Situated thirteen kilometers (about eight miles miles) northeast of Dublin, on a peninsula that forms the northern boundary of Dublin Bay, Howth is a picturesque working fishing village (although, I must be quick to add, celebrities and wealthy others own property out there, it’s that beautiful). Known for its rhododendrons, it is a favorite destination for picnickers and hikers, affording spectacular views of Dublin city and the Wicklow Mountains to the south, and Carrigeen Bay (in which lies the tiny island known as Ireland’s Eye) and, further north, Lambay, an island and noted bird sanctuary. Lambay means Lamb Island, the ay being the Danish word for island, one of the more benign relics the Vikings left behind. Other versions of the word are ey as in Dalkey (Dalk Island) and eye as in Ireland’s Eye (Ireland’s Island). It is incorrect, some locals say, to say Lambay Island: it’s redundant.
I have better photos of Ireland’s Eye but I thought this one was interesting because you can see Lambay in the distance.
The road ends quite literally at Howth Head, a massive cliff. And the village is charming, buildings painted in pastels and jewel tones, a pub or two, the marina and a jetty stretching far out into the ocean.
Looking back at Howth village from the marina.
Walking along the jetty. The wind was fierce.
Just a few hours earlier, I’d been looking at this very marina (and knew what I was looking at, too, I’d spent so many hours poring over the map). We got out and walked atop the jetty in a strong ocean breeze, just strolling, with ice cream cones. (In every town or village, you’ll see a store—a grocery, a pharmacy, a newsstand, a convenience store, perhaps—with a four-foot-tall plastic ice cream cone standing out front, like the old cigar-store Indians; inside, the most delicious ice cream!)
Back at Gerry’s, I (ahem) took a nap while simultaneously watching a DVD of Bend It Like Beckham.
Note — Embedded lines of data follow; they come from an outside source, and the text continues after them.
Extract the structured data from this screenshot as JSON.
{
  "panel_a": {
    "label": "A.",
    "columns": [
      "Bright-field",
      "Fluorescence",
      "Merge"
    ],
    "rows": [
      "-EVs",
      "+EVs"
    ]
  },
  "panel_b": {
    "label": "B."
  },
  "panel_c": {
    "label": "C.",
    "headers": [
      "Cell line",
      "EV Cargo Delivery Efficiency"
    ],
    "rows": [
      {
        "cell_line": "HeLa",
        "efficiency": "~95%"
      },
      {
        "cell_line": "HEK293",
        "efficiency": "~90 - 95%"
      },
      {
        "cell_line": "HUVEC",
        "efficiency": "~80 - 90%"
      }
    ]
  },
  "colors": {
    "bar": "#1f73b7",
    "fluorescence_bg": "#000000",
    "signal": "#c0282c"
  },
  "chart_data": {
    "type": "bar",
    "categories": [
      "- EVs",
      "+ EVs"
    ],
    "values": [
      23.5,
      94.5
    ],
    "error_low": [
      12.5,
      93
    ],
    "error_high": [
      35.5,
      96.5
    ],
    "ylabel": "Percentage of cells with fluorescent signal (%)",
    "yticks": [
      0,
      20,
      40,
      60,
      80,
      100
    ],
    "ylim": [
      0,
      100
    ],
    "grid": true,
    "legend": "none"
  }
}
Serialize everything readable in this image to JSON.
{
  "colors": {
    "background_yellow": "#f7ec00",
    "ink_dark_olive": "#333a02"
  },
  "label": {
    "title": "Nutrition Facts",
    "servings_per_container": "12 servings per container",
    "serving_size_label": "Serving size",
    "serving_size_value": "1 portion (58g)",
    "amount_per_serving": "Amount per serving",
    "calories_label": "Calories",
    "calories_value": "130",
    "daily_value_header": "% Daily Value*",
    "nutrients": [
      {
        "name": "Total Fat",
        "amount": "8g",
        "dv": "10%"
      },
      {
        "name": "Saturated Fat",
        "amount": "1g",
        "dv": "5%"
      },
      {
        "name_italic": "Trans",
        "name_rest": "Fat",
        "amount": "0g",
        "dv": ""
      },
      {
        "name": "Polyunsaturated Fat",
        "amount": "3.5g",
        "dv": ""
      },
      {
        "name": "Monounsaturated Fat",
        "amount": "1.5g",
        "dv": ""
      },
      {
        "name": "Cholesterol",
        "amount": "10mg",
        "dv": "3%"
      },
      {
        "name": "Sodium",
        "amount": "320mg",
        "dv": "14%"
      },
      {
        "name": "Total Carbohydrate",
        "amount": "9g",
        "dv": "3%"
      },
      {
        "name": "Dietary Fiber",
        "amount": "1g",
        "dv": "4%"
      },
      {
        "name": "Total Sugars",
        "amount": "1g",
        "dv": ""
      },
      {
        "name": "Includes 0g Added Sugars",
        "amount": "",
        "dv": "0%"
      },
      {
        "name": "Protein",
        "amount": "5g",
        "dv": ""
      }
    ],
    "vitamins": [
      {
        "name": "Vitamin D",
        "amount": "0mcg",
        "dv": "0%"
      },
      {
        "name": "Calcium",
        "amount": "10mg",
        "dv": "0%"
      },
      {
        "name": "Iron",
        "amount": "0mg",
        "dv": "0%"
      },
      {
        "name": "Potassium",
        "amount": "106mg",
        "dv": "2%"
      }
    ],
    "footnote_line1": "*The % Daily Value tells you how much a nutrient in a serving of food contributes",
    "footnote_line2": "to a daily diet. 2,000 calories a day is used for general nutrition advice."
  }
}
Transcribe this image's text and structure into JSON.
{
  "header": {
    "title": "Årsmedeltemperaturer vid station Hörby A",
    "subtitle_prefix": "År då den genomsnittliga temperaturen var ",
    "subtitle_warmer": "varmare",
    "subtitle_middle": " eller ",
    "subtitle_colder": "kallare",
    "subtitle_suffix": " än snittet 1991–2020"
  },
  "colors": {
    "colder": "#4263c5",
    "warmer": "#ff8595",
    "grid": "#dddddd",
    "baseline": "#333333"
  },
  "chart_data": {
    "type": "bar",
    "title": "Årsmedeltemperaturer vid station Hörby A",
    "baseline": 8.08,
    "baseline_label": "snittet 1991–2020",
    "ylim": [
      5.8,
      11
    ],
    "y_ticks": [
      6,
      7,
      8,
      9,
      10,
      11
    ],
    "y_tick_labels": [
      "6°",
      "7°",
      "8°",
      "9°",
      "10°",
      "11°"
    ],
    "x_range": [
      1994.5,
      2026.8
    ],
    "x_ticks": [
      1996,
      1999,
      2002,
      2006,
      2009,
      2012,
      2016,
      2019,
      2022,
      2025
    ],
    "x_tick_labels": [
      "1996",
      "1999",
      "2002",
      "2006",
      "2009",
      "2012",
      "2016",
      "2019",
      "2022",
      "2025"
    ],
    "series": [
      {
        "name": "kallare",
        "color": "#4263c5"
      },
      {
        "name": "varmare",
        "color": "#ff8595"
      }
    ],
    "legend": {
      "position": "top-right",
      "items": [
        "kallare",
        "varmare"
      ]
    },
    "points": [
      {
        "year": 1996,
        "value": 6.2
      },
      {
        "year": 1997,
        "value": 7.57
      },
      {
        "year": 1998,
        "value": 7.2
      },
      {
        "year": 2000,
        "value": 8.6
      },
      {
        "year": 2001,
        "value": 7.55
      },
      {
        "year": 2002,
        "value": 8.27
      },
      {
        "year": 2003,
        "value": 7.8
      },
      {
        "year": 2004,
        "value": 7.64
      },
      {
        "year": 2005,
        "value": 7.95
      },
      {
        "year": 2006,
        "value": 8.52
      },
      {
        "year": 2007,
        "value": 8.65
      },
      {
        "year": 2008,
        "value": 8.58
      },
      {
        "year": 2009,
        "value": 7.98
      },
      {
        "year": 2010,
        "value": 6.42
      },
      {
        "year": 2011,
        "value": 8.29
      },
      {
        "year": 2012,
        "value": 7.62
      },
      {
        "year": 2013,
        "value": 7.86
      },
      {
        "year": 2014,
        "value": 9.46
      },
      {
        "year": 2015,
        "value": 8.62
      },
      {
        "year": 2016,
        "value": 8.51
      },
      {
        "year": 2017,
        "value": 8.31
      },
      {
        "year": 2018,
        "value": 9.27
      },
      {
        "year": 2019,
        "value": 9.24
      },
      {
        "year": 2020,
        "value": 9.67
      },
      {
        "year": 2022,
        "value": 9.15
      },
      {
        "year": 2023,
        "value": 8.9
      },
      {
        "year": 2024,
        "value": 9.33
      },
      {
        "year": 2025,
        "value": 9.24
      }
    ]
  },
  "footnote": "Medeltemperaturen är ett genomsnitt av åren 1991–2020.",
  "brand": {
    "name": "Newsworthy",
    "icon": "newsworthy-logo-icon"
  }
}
Delightful movie. (No, really! It was!) Later we had delicious Indian takeout … and by then I was fading fast, it being nearly 10pm local time. A brisk walk back to my B&B to journal and write postcards did me in. Final score for me: thirty-six hours, no sleep.
*Note: Kevin retired completely not too long ago, and the home is now a private one.
A note about the photos: In 2003 I was using a 1970s-era Canon F-1. Portable digital cameras had been introduced in the mid-1990s but I couldn’t justify the cost when I had a wonderful professional-grade camera that took beautiful photographs on film. However, with film you snap and hope you got a good image; I didn’t know what image I’d captured until long after I’d returned home. Affordable technology to convert film to .jpg was also new then, so the photos you’ve seen and will see are of that in-between era. By the time of my next trip across the Pond, I’d gone digital.